Don’t bet the house on a robust revival of the U.S. property market, says the Yale University professor who predicted the bursting of the dot-com and subprime-mortgage bubbles.
There is no “unambiguous” sign of a strong recovery in the market, Robert Shiller and fellow economists Karl Case and Anne Thompson say in a paper published this week by the National Bureau of Economic Research. The study seeks to shed light on the role buyer expectations play in house prices, an angle the authors say has been ignored in analyzing the housing slump.
The results of their work, entitled “What Have They Been Thinking? Home Buyer Behavior in Hot and Cold Markets,” are based on the responses of almost 5,000 recent homebuyers in four cities to regular mail surveys over the past 25 years.
The answers to the latest questionnaire indicate that while perceptions of short-term price direction have turned positive, long-term expectations continue to weaken.

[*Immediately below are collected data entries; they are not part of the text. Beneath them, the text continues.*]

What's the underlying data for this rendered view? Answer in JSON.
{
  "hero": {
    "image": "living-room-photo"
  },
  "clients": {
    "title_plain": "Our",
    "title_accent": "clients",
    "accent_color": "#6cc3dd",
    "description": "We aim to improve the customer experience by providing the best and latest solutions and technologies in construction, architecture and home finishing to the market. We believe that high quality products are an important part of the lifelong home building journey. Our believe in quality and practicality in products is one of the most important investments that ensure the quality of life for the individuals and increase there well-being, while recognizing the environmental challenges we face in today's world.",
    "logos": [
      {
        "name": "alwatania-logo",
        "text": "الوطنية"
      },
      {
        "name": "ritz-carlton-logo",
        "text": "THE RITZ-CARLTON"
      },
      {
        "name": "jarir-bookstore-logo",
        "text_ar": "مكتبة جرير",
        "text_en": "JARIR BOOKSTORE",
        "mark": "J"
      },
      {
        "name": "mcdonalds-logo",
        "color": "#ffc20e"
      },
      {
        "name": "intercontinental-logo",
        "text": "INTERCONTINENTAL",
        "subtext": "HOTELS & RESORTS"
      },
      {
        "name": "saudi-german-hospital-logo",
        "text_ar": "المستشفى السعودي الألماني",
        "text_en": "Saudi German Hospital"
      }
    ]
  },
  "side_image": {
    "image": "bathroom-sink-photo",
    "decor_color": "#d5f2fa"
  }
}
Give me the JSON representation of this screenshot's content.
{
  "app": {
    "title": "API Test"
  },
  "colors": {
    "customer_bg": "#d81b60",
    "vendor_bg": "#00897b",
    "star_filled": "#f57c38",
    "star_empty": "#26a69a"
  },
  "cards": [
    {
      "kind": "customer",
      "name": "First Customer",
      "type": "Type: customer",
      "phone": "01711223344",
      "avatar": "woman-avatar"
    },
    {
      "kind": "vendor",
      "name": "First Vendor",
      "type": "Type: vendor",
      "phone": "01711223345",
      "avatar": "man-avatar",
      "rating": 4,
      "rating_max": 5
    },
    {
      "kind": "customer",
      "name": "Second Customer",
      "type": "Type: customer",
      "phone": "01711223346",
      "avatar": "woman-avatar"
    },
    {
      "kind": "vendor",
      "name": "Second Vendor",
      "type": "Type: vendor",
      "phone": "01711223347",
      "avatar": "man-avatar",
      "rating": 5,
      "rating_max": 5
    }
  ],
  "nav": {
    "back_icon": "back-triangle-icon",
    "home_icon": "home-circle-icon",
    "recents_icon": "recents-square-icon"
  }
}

The upshot for Shiller and his colleagues is that while “a recovery may be plausible, and home prices have been rising fairly strongly in recent months, we do not see any unambiguous indication in our expectations data of sharp upward turning point in demand for housing that some observers, and media accounts, have suggested.”
Shiller’s views carry weight: He forecast the end of the Internet bubble in his 2000 book “Irrational Exuberance.” He said in a second edition in 2005 that the U.S. housing market had undergone the biggest speculative boom in U.S. history. The Arthur M. Okun professor at Yale, he’s based in New Haven, Connecticut, while Case is professor emeritus at Wellesley College in Massachusetts. Thompson is an economist at McGraw-Hill Construction in Boston.
Case and Shiller are also the creators of a key U.S. real-estate benchmark, the S&P/Case-Shiller index of property values in 20 cities. This week the index showed home prices in the U.S. climbed more than forecast in July from a year earlier, adding to signs that housing will spur economic growth.
In reviewing a quarter-century of data, the study concludes home buyers were “very much aware” of trends in prices when they made their purchase and that there’s a “strong correlation” between how survey participants describe the market and actual price movements.
The authors found long-term price expectations have been consistently more optimistic than those for the short term across the years and locations, although the magnitude of the differences fell to 0.8 percent this year from a high of 8.3 percent in 2008.